So Much More Than a Migraine: Idiopathic Intracranial Hypertension
June 16, 2017
by Amanda Ames
Everyone in my family wears glasses. I remember being in first grade and struggling to see the chalkboard and being taken to go get glasses and I was so excited to be like everybody else! Growing up I never had any vision issues that couldn’t be corrected with eyeglasses. Just before my 18th birthday I started having a lot of headaches all the time. My glasses broke, so I went to the eye doctor thinking I’d be leaving with a new set of frames/lenses. Hours later I was still there as doctors kept checking my eyes. I was finally sent an hour away to an opthamologist who told me I might have a brain tumor. I was sent for an MRI scan of my brain and then I saw a neurologist for the very first time.

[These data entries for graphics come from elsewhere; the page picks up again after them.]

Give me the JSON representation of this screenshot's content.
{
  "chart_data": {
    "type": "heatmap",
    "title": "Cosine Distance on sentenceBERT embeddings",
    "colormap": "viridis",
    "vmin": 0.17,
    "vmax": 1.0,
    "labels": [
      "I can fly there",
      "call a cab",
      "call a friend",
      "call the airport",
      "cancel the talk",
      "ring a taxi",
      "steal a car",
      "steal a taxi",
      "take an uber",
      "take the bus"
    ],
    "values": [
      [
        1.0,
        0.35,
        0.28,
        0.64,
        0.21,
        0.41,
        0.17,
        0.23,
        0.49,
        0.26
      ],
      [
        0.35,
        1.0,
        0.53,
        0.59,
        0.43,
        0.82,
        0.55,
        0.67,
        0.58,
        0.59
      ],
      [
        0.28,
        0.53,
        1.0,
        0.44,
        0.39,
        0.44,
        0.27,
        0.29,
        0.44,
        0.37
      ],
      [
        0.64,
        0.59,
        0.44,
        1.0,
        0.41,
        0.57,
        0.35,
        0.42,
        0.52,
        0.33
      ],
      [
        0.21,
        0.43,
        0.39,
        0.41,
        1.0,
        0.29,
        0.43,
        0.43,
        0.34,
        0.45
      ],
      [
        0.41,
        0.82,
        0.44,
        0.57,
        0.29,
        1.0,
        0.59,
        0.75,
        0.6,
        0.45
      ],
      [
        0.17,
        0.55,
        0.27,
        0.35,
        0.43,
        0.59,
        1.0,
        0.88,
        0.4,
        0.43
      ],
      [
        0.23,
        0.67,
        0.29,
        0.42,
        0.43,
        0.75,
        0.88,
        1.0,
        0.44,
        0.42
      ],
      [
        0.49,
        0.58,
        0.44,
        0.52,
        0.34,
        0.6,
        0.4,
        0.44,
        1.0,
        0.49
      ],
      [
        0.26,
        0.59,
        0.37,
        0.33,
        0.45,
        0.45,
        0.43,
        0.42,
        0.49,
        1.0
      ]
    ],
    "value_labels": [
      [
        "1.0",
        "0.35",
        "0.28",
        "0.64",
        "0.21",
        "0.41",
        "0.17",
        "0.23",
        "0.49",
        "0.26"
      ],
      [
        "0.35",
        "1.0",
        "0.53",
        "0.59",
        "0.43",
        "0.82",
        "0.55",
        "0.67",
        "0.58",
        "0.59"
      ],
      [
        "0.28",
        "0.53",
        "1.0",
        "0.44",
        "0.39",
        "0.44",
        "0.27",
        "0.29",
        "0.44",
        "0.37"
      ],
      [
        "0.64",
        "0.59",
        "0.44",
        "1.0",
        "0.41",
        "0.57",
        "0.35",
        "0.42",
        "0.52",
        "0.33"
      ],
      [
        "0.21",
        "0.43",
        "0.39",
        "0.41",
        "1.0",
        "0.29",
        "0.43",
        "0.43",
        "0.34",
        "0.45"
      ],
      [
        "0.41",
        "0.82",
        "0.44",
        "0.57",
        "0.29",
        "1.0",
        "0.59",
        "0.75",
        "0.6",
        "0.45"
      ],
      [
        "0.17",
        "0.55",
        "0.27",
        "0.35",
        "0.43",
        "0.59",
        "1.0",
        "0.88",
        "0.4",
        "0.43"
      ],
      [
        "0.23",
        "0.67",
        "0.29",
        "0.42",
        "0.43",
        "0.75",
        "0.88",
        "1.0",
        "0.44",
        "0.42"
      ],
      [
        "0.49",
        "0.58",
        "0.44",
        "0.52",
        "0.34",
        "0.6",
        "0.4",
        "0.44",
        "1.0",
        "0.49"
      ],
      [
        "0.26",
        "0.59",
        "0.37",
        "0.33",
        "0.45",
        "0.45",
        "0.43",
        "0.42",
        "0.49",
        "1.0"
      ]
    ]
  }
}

He told me that I had pseudotumor cerebri (now it’s called Idiopathic Intracranial Hypertension). He performed a spinal tap on me. My pressure was so high fluid shot out at him when he started. I heard him ask for an ‘extender’ and the nurses exclaim they’d never seen a LP where one was needed before. It wasn’t too painful, and I laid down in the back of the car all the way home. He later put me on Diamox and I had occasional hospitalizations due to pain where they would put me on morphine. At one point I was taken out of New York and put in a hospital in Burlington,Vermont where I had three more spinal taps and they increased my Diamox to 2,500mgs and added Topomax (I dont remember the dose and I am no longer on it, as the first night I took it, it caused sleep paralysis which was absolutely terrifying).

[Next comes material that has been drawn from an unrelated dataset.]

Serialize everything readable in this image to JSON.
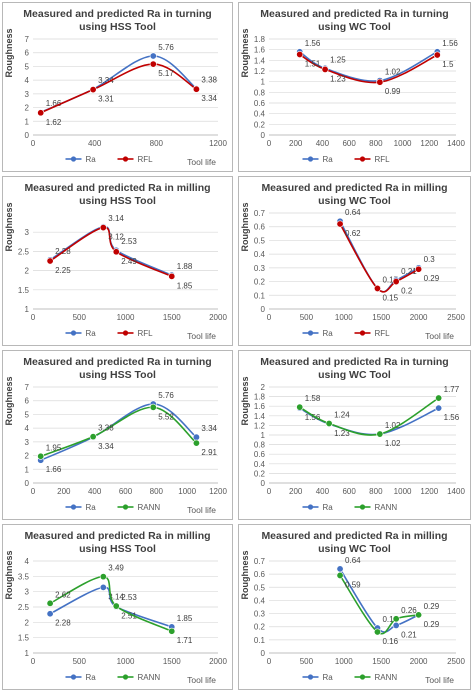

I’m now 32. I am one of the lucky ones who’s vision hasn’t been greatly compromised. I still need spinal taps and I remain on Diamox. I see a chiropractor which helps me lessen the pain. – I was referred by my neurologist and it’s important to make sure that it’s safe for YOU and your own doctors give you that permission first. I take about sixteen prescriptions including pain medication, sleep medication, anxiety medication, and anti-depressiants. I still have major headaches nearly all of the time and I struggle to find anyone offline who can actually relate to what that is like. It’s much worse then an occasional migraine and it is 24/7. It doesn’t go away like a migraine will. I miss the days where a headache could go away with two tylenol and a dark room. I guess my biggest piece of advice is to just to keep fighting. Take it day by day. Hour by hour. If you don’t like your doctors, find new ones!!! If you get treated poorly at an ER, report the people involved. I also want to say that my story so far has been much less worse then a lot of my friends who have suffered through surgeries and shunts as well.